A motion criticising the Commonwealth Bank Bill now before Federal Parliament was narrowly defeated at a meeting of the State Council of the Liberal Party last night.

Two delegates attacked the bill which, they said, gave control to a bureaucracy of the Commonwealth Bank Board.

The Minister for Social Services, Senator W. H. Spooner, said the council would not be “doing the right thing” by the Australian Liberal Party if it accepted the delegates’ “ill-informed” statements.

Mr. Spence (Neutral Bay) said the motion was one of no-confidence in the Prime Minister, Mr. Menzies, and was a shocking thing to come before the council.

Mr. F. M. Hewitt (Mosman) moved that the Council view the bill with concern.

“During the elections, we were allowed to believe that the supporters of private enterprise would bring down an Act, if they were elected, which would give effect to the principles of private enterprise,” Mr. Hewitt said.

“The bill before the House does not do that.”

“If this bill attempted to accord with party principles while appeasing the Socialists and a hostile Senate, then it was a very wrong bill to introduce.”

Mr.

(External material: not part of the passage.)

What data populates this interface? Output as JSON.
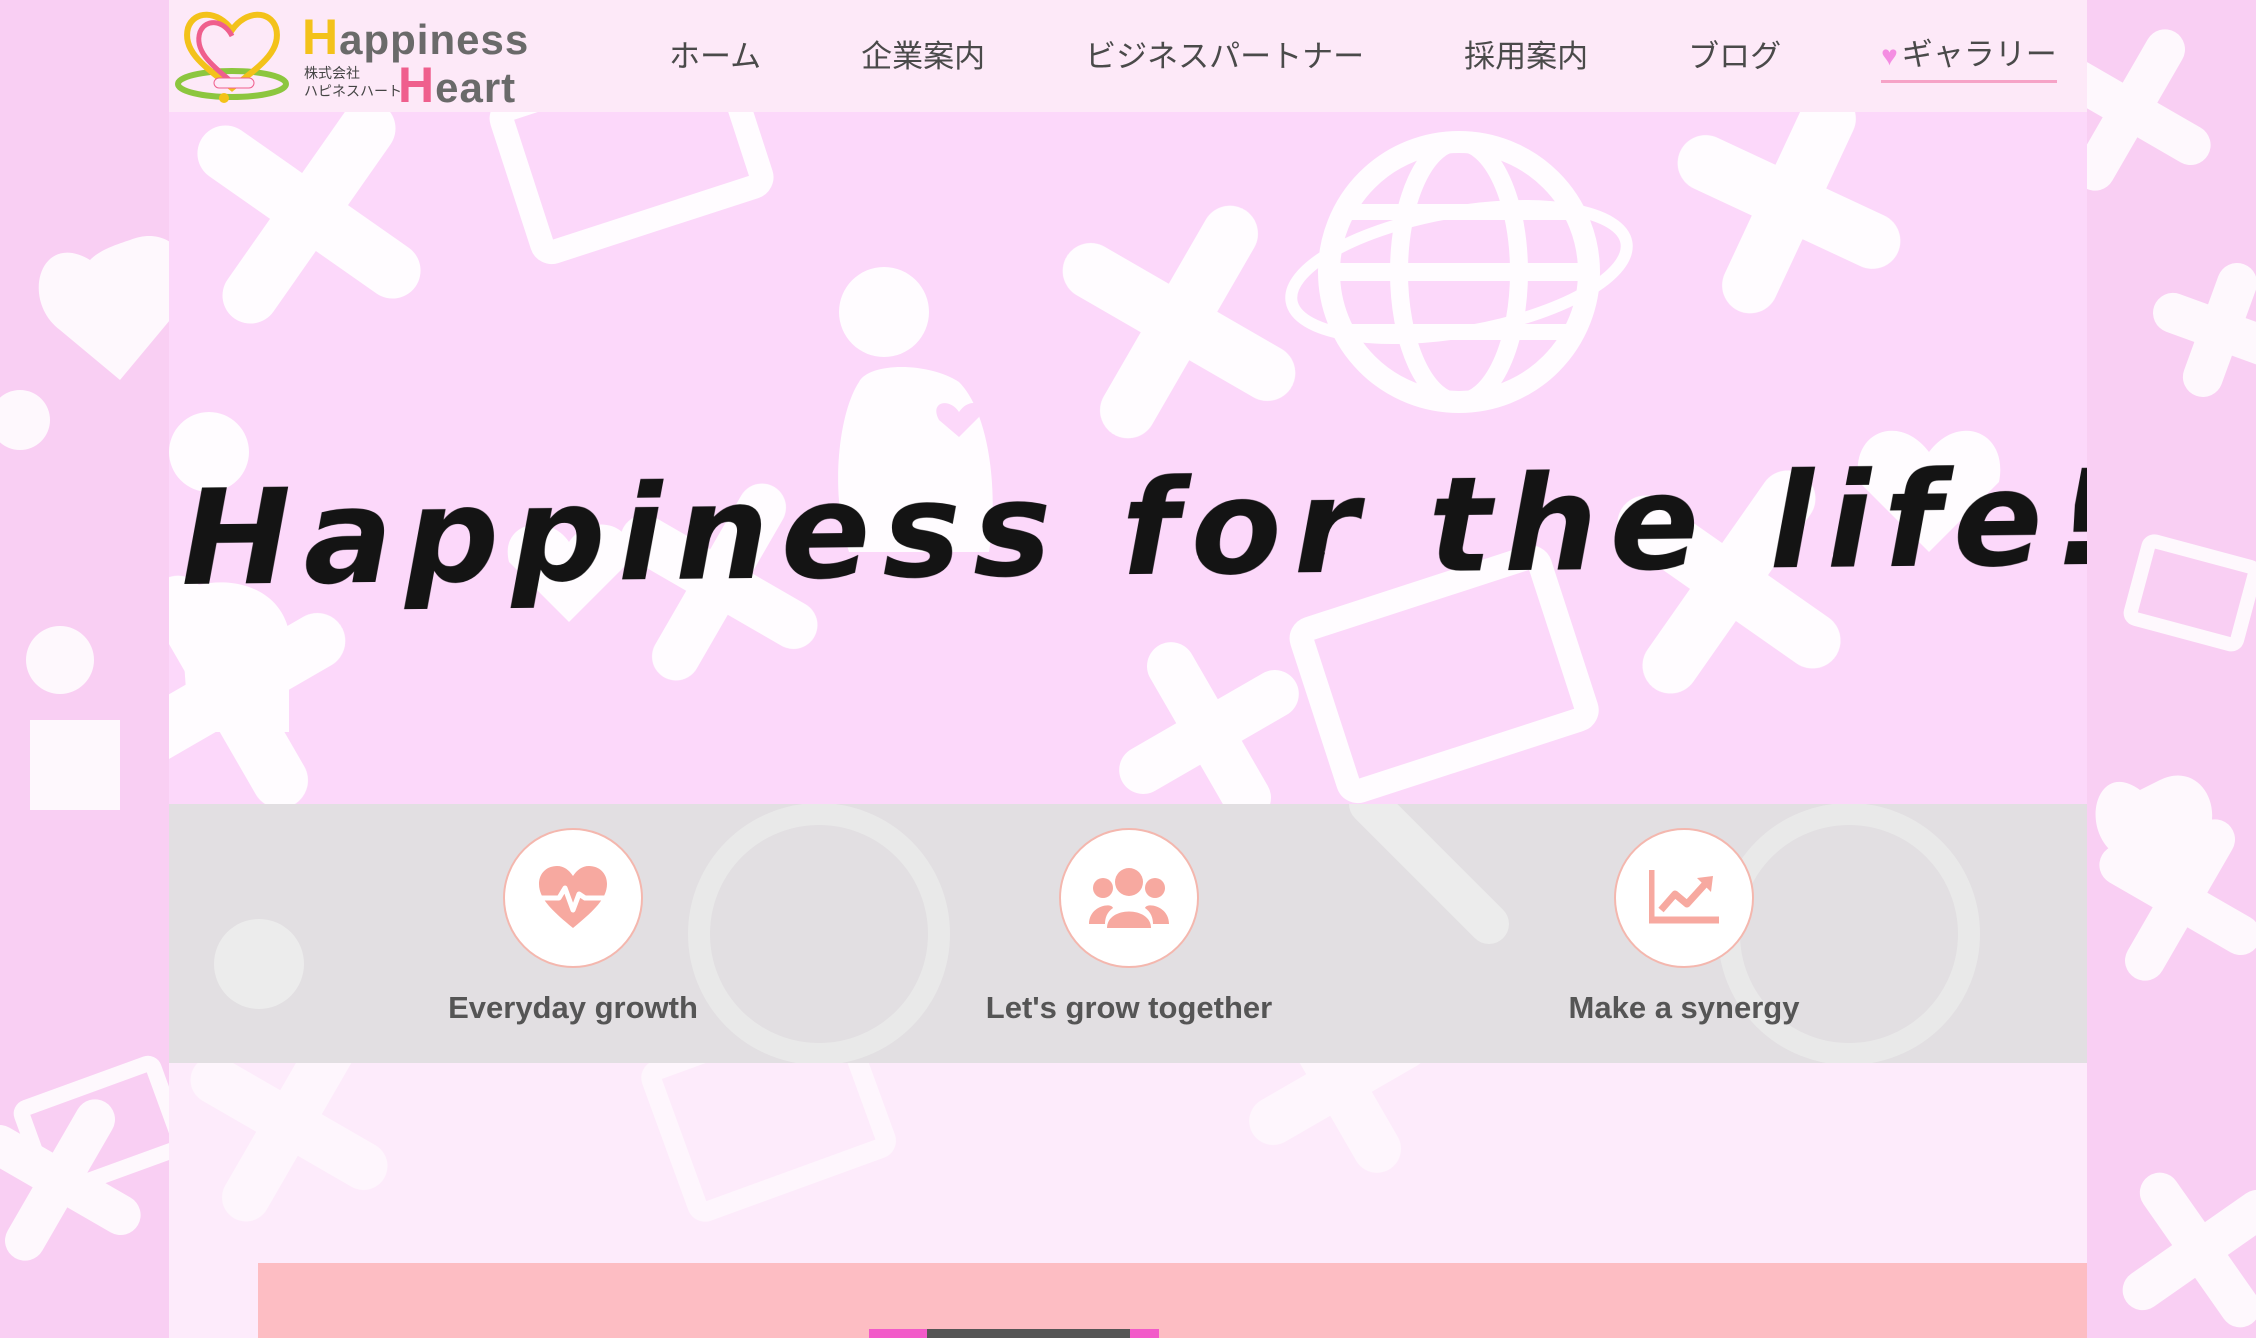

Hewitt said the appointments to the bank board were to consist of five members of the Civil Services, with the governor of the Commonwealth Bank, Dr. H. C. Coombs, at chairman, with a casting vote.

“By this set-up, the bill gives complete control to this bureaucracy,” he said.

The policy of the Liberal Party should be to squash bureaucrats as much as possible, rather than to put them in a position of supreme power.

“By this bill, the members of the Commonwealth Bank Board will be able to exercise much more power than they could in their position under the Chifley Government.”

Mr. A. H. Jago (Gordon) said he seconded the motion.

He said Dr. Coombs was a product of the London School of Economics — “one of the most vile training grounds in the British Empire.”

Senator Spooner said: “If the Council debate this ill-informed motion it will not be doing the right thing by the Liberal Party of Australia.”

“The bill is before Parliament and as been approved by the Liberal and Country Parties.”

“We have introduced it because it is in the interests of the Australian people.”

A voice: “Is this a policy speech?”

Senator Spooner said: “Mr. Jago’s attack on Dr. Coombs is a direct reflection on our own Parliamentary Leader, who made statements that Dr. Coombs could be made the governor of the bank.”

Mr. Sefton Cullen (Wollondilly): “This debate is such dynamite it should be dropped so that our Cabinet friends should not be embarrassed.”

Mr. Spence said if the motion was passed it would be “another McGirr Act.”

“It could ring the death-knell of the Liberal Party at the next State elections,” he said.

Mr. Hewitt said in reply that there was “great danger” of the Parliamentary representatives of the council becoming “out of touch” with the Liberal organisation.

The motion was narrowly defeated on a show of hands.

Many State Liberal Parliamentarians were present.